The quartet began working on “Favourite Worst Nightmare” in the fall of 2006, holing up in London with producers James Ford and Mike Crossey. “The only pressure we felt was what we put on ourselves,” O’Malley says. “We more or less ignored all the media stuff and all the hype and everything.

“It’s always in the back of your mind that you want people to like what you do. But if you get too bogged down in that world, you’ll probably end up going insane and writing songs that you know will get played on radio rather than music you actually like.”

O’Malley says most of “Favourite Worst Nightmare’s” songs came from band jams, though singerguitarist Alex Turner remains the chief writer and lyricist. The group tapped a wider range of sources for its second album, augmenting its frenetic, staccato sound with influences from American surf music, British electronic act The Prodigy and hard rockers Queens of the Stone Age, whose drum work had a marked affect on the Monkeys’ Matt Helders.

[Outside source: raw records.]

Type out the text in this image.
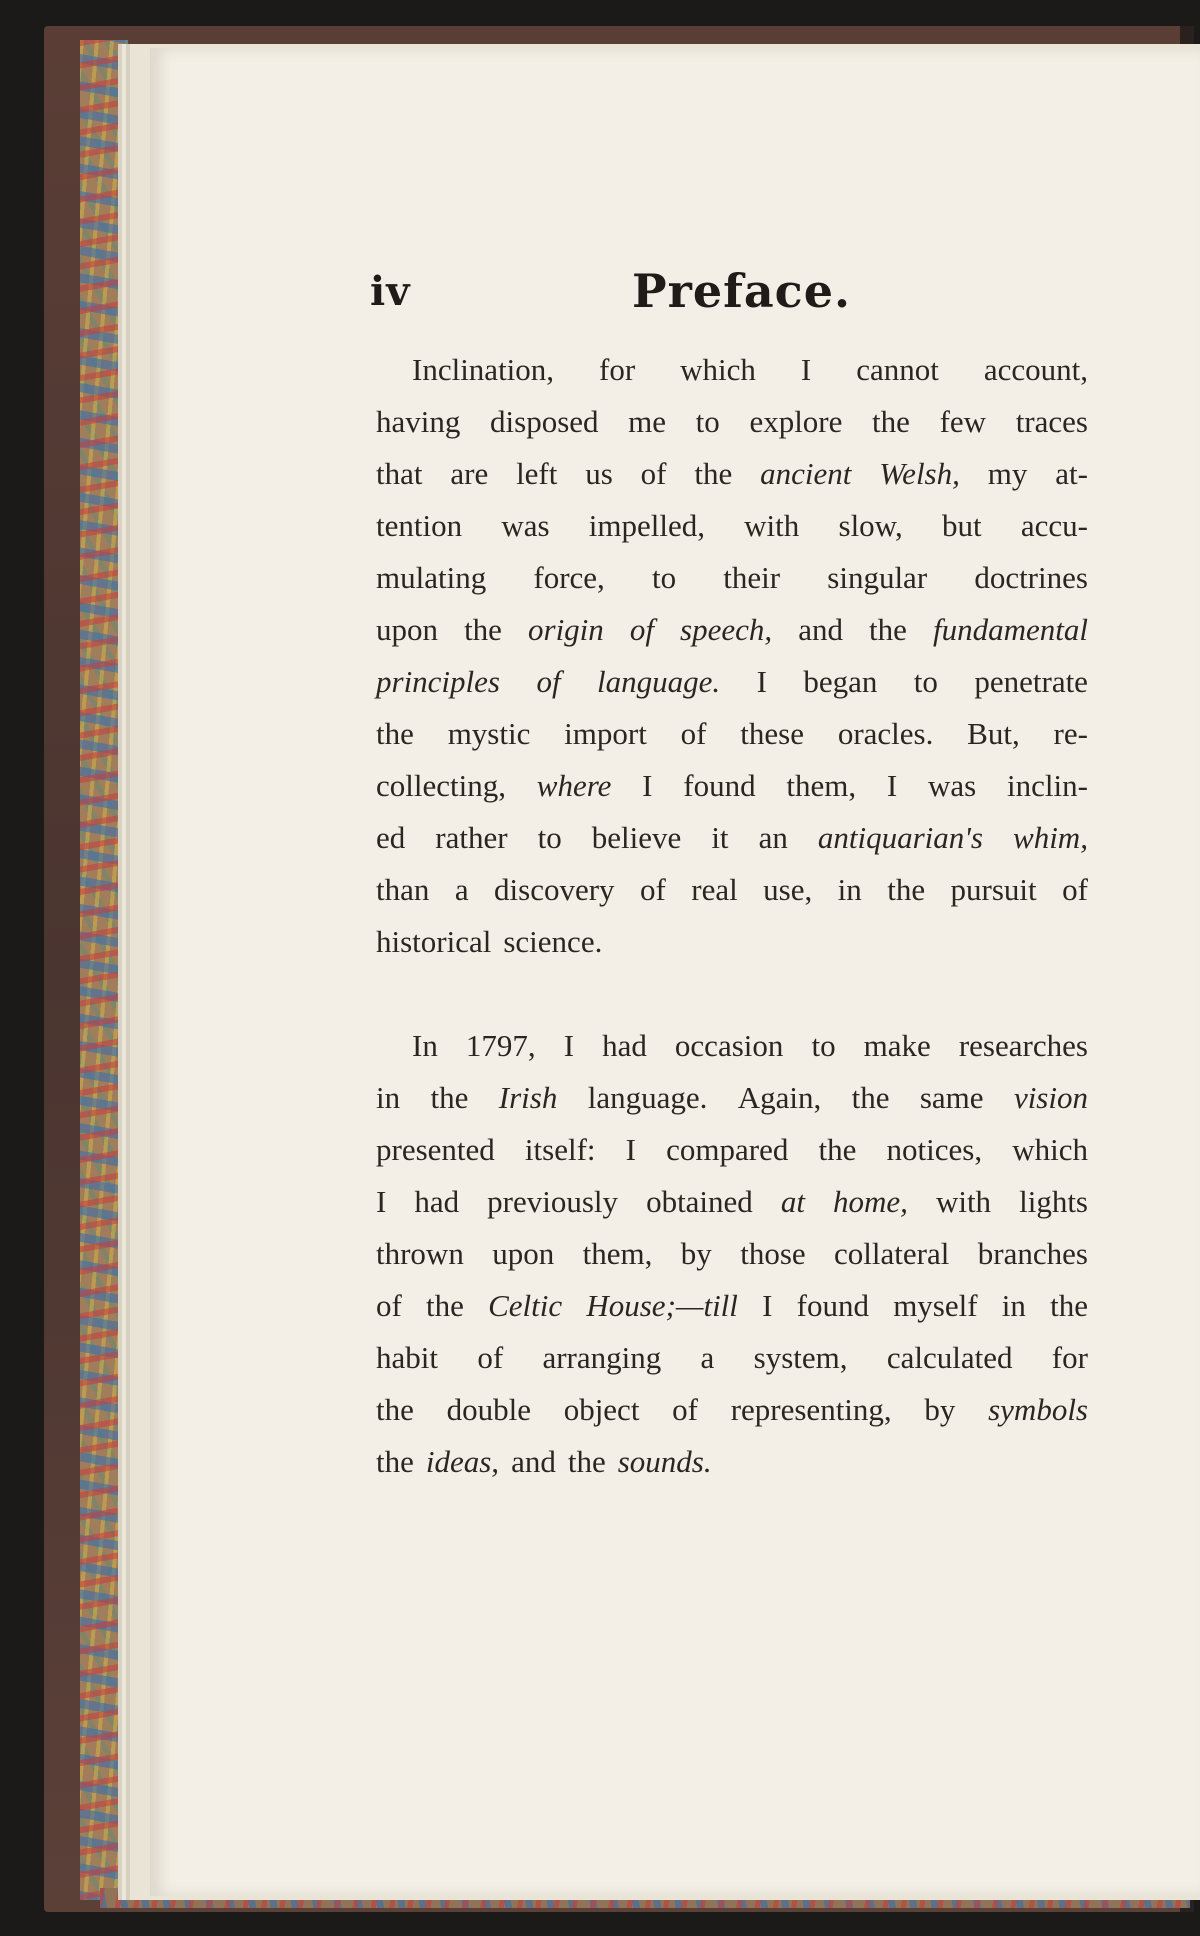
iv	Preface.
Inclination, for which I cannot account,
having disposed me to explore the few traces
that are left us of the ancient Welsh, my at-
tention was impelled, with slow, but accu-
mulating force, to their singular doctrines
upon the origin of speech, and the fundamental
principles of language. I began to penetrate
the mystic import of these oracles. But, re-
collecting, where I found them, I was inclin-
ed rather to believe it an antiquarian's whim,
than a discovery of real use, in the pursuit of
historical science.
In 1797, I had occasion to make researches
in the Irish language. Again, the same vision
presented itself: I compared the notices, which
I had previously obtained at home, with lights
thrown upon them, by those collateral branches
of the Celtic House;—till I found myself in the
habit of arranging a system, calculated for
the double object of representing, by symbols
the ideas, and the sounds.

“He started hitting the drums twice as hard as he had before,” O’Malley says with a laugh.

That fit the tenor of the sessions, however. The bass player says that early on it was evident that Arctic Monkeys wanted to rock more than anything else this time out.

“At first,” he says, “we were talking about how we could make it half-and-half — half of the album really slow tunes and the other half really fast, bangy one. And then as we were doing it, it just seemed really exciting to play the fast ones.

“So then we were talking about an album with no slows song songs at all. But we all kind of came to terms that that would be stupid and decided to go with mostly fast songs and have a couple of slows on in there to kind of give it a bit of depth. “I think we’re all happy it went that way.”